A Toolbox to Assess Brand Positioning and Assessment

Companies must take a moment to assess their core business and their brand in order to remain relevant.

The dramatic changes in consumer behavior have affected respected brands, from Starbucks (closing over 600 stores) to auto giants who have cut back on production in North America and asked the federal government for help to save them from bankruptcy.

These organizations anticipated the downturn and made the necessary adjustments before it happened.

Take, for example, Starwood Hotels & Resorts Worldwide. This company is forward-thinking and has done so. Starwood Hotels & Resorts Worldwide announced in May 2006 a plan for reducing its dependency on real estate while creating new brands that were tailored to the needs of a new generation. In 2006, the company adopted an “asset rights” strategy that included selling non-strategic real estate worth more than $5 billion. It retained ownership of the most valuable assets, which could be redeveloped, repositioned, or have vacation-ownership potential. Starwood continued to mine the value of its owned assets as it restructured its real estate portfolio. In the second quarter of 2008, it saw an increase of 11.7% in management and franchise revenue compared to the previous year. Starwood connects with guests emotionally through brand-specific innovations and memorable experiences. This leads to the cultivation of brand loyalty and preference.
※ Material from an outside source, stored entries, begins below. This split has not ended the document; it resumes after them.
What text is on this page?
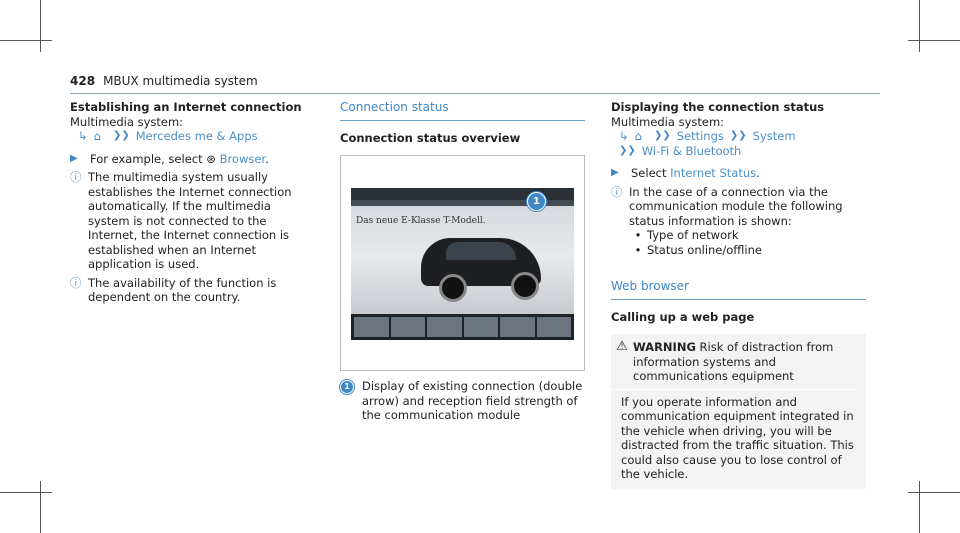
428 MBUX multimedia system
Establishing an Internet connection
Multimedia system:
↳ ⌂ ❯❯ Mercedes me & Apps
▶	For example, select ⊛ Browser.
ⓘ The multimedia system usually establishes the Internet connection automatically. If the multimedia system is not connected to the Internet, the Internet connection is established when an Internet application is used.
ⓘ The availability of the function is dependent on the country.
Connection status
Connection status overview
Das neue E-Klasse T-Modell.
1
1	Display of existing connection (double arrow) and reception field strength of the communication module
Displaying the connection status
Multimedia system:
↳ ⌂ ❯❯ Settings ❯❯ System
❯❯ Wi-Fi & Bluetooth
▶	Select Internet Status.
ⓘ In the case of a connection via the communication module the following status information is shown:
• Type of network
• Status online/offline
Web browser
Calling up a web page
⚠ WARNING Risk of distraction from information systems and communications equipment
If you operate information and communication equipment integrated in the vehicle when driving, you will be distracted from the traffic situation. This could also cause you to lose control of the vehicle.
A company can benefit from stepping away from the business to conduct a situational and strategic analysis. How often do companies assess their brand and business together? Do they also take the time to fully understand the present and future landscapes of the industries that they serve? Do they then use this information to plot a course, like Starwood Hotels, in order to maintain the viability of their core business?

Imagine a Brand Toolbox

What is the value of this process? When it comes to brand strategy, many organizations keep things the same. Their activities are mainly focused on tactical promotion and short-term planning. They spend very little time evaluating the current situation (brand positioning) and even less time plotting their future directions. This process goes beyond just the brand and includes strategic business planning. The management team will have the vision they need to meet current challenges and take advantage of future opportunities by using a toolbox that examines your brand strategy and business at the same time.

This toolbox compares up to two elements at a time. The three elements are attributes, how customers behave, and the circumstances surrounding this interaction. You can develop a better understanding of the current economic climate by evaluating these three elements.

View each of the elements that make up the Brand Toolbox.


When comparing, contrasting, and determining levels of acceptance, attributes can be used to reach people, places, things, and their respective uses or consumption. Every day, we use points to determine and validate our identity and place on earth. Why do you choose a particular car, clothing brand, or cup of coffee? Why do you choose to be in contact with certain friends, associates, or neighbors? In the opposite direction, why do you reject and distance yourself from certain products or services or reproof them? We rely, whether we like it or not (intellectual or emotional), on the associations (aka brand) that surround people, places, and things.

The attributes we use to make our choices are based on the features that we consider. Facts by themselves will not satisfy anyone. To form these perceptions, there must be a process and foundation by which the details are delivered and executed. We will then consider how we respond to more information and what this means for us when we consume.


Do you consider yourself to be a rational buyer? The majority of us would answer yes. What we do and the way we do it often goes against our best intentions, but we are not always able to justify ourselves. Do we not all behave in the same manner?

You enter a shop to purchase a can. Two products are on the shelf. One has a white label with no name, and the other is red with Campbell’s printed on it. Which would you choose? The type of reasoning shared by both the buyer and the seller is the foundation of any relationship. You are not just buying a can. Your purchase is a reflection of who you are, what you value, and how you perceive yourself (at the register). The synergy of behavior and attributes becomes our paradigm for consumption, no matter how contrived it may be.

Marketers can gain greater insight into the attributes/behavior relation by observing what people do versus what they say (as with surveys). You wouldn’t think of the iPod if you asked CD player owners how they could improve their players. You could have observed their CD Players and seen how they used them. This would have revealed the gap between what was offered and the desired solution.

Let’s now consider the final element, which is where we consume.


It is best to consider our purchasing decisions in the context of the situation. Marketers may have all the right attributes in place, but if their setting isn’t the best, they will fail. Let’s take the automotive industry as an example.

The next-generation vehicle was the focus of buyers. Automobile companies were able to compete on an equal basis with the emerging market because they had similar resources, processes, and values. Design, functionality, and capability were already present, as was the consumer behavior to continually improve their driving experiences.

A company’s problem was a result of circumstances. The public didn’t want to abandon their gas-guzzling cars in favor of a small, limited-range electric vehicle that the company had invested heavily in.

EVs were not a good match for the times, so the electric car died a quick death. Toyota and Honda, on the other hand, took the next logical step in creating a hybrid vehicle (gas/electric), which was more like a regular car but had the added benefit of high mileage and being environmentally friendly.

What valuable lessons were learned? Although people desire higher-mileage vehicles (attributes/behavior), the idea of a car that relies solely on battery technology (charge each night, limited range, and very small size) defies the circumstances of mainstream consumers.